Revendo filme da paixão

picture (32)Os olhos – ainda que grudados na cara – moram ora no coração, ora na inteligência. As mesmas coisas, vemo-las diferentemente se as olharmos com uns ou outros olhos, os do coração, os da razão.

Resolvi assistir, novamente, ao filme “Paixão de Cristo”, imaginando pudesse voltar a vê-lo com os olhos da razão. Não consegui. Eram os do coração que viam. E esvaziava-se, novamente, a enxurrada de críticas dos chamados especialistas. Para mim, conforme escrevi à época, o filme tem outro nome: “Paixão de Maria”. Assim fosse chamado, anular-se-iam as polêmicas de ser filme violento, anti-semita, homofóbico, machista. Pois tudo se torna secundário diante da dimensão ao mesmo tempo de agonia e de doçura impressa na tela: o olhar de Maria. Compreendi, novamente, porque a obra incomodou tanto à época de seu lançamento: é Maria e não Cristo o centro do filme. Depende do olhar.

Ora, a narrativa da condenação de Cristo nada tem de original, a não ser a rudeza de algumas cenas. No mundo judeu dominado por romanos, o cenário estava pronto: revolta, rebelião, confrontos, inconformação, corrupção, disputa por poder, lutas religiosas, conflito entre irmãos. Mas o mundo continua igual, até mesmo na violência da soldadesca, a tortura nas masmorras. O que há de novo sob o Sol de Israel e da Palestina?

No filme, o novo, penso eu, é Maria. “Paixão de Maria” deveria ser o nome. Pois o sofrimento é dela. O olhar humano, a dor e o amor humanos – essa humanidade é de Maria. Parece uma profecia, como se ela resgatasse a verdadeira alma feminina nessa quadra confusa da humanidade onde a própria mulher se diz indefinida em seu papel no mundo. Em tempos de mediocrizações, a grandeza silenciosa e a bravura de Maria emocionam e reavivam o que ainda há de nobreza na humanidade.

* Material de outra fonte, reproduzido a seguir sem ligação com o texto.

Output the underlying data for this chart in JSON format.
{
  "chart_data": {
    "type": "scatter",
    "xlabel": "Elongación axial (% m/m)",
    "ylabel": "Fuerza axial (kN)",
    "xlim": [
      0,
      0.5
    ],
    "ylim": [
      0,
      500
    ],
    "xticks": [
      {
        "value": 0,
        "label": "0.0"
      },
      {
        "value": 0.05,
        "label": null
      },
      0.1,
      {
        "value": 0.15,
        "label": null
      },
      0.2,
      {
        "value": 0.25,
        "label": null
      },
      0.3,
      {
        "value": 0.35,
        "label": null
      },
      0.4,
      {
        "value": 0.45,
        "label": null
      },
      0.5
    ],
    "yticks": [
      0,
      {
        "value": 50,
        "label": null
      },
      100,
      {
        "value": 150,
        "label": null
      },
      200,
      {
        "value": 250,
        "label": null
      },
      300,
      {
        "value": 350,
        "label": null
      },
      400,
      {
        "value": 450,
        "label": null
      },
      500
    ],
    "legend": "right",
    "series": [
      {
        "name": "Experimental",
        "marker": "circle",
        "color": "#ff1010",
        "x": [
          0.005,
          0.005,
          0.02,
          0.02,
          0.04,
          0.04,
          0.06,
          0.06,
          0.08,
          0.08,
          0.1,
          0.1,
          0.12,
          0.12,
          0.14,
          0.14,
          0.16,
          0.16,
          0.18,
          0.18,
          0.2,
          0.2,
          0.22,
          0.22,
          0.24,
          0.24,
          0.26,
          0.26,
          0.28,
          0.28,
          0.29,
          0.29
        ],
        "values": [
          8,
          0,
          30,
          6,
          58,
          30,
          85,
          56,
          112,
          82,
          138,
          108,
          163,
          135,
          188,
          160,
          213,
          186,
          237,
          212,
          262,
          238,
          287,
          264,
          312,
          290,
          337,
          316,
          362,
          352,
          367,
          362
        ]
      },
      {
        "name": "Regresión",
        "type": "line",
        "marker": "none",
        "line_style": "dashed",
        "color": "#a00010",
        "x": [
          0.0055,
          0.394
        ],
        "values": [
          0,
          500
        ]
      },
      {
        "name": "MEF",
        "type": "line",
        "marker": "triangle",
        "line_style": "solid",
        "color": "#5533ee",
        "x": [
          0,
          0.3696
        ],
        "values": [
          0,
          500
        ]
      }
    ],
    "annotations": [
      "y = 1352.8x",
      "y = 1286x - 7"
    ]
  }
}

No filme, é falso dizer seja feminina a figura do demônio. A imagem é andrógina. E melancolicamente pobre a presença do homem: a hipocrisia dos sacerdotes, a covardia dos apóstolos, a fraqueza de Cristo, a ausência de Deus-Pai, a fuga dos amigos, a brutalidade dos soldados. Cristo é órfão de pai: José não aparece e Deus-Pai – quando chamado – além de não responder, permite a morte do filho, um Deus homicida. Mas Cristo tem mãe. Lá está Maria, em todos os instantes, a cada passo, a dor rasgando-lhe o coração, querendo levar o filho Jesus de volta ao útero.

O olhar de Maria a Caifás é o olhar das mães do Iraque, de Israel, do Líbano, da Palestina, aos sacerdotes e imperadores de hoje: “Por quê?” Um misto de perplexidade, de dor e, também, de raiva. E – ainda que menosprezada pela crítica – uma das mais belas e significativas cenas do filme parece-me a de mãe e filho diante da queda. Quando Cristo cai exausto, sem forças, Maria rompe o cordão dos soldados para tomá-lo nos braços. Lembranças retornam e ela o revê, menino, caindo no quintal, a angústia de mãe para erguê-lo do chão e niná-lo nos braços. Agora, é o filho-homem tombado.

Diante do Calvário, Maria quer o filho para si, desafiando céus, profecias, a vontade de Deus. Ela é mulher, coração humano, a mãe do homem Jesus, não de Cristo-Deus. Então, rasgando as unhas, arranca seixos da terra, prende-os nas mãos, como se, assim, segurasse o filho no mundo, impedindo Deus roubar-lho da alma. Mãe, Maria enfrenta Deus. Na cruz, Cristo expira. O Deus homicida vence. Exausta, Maria vê os seixos caírem-lhe das mãos: os céus foram mais fortes. Mas o filho é dela.

Rever o filme como “Paixão de Maria”devolve um alento: o mundo ressuscita pelo fogo do coração, das vísceras, do amor da mulher. Que, pelo filho, é capaz de lutar até contra Deus e os céus. Mas isso é, apenas, ver com olhos do coração. Bom dia.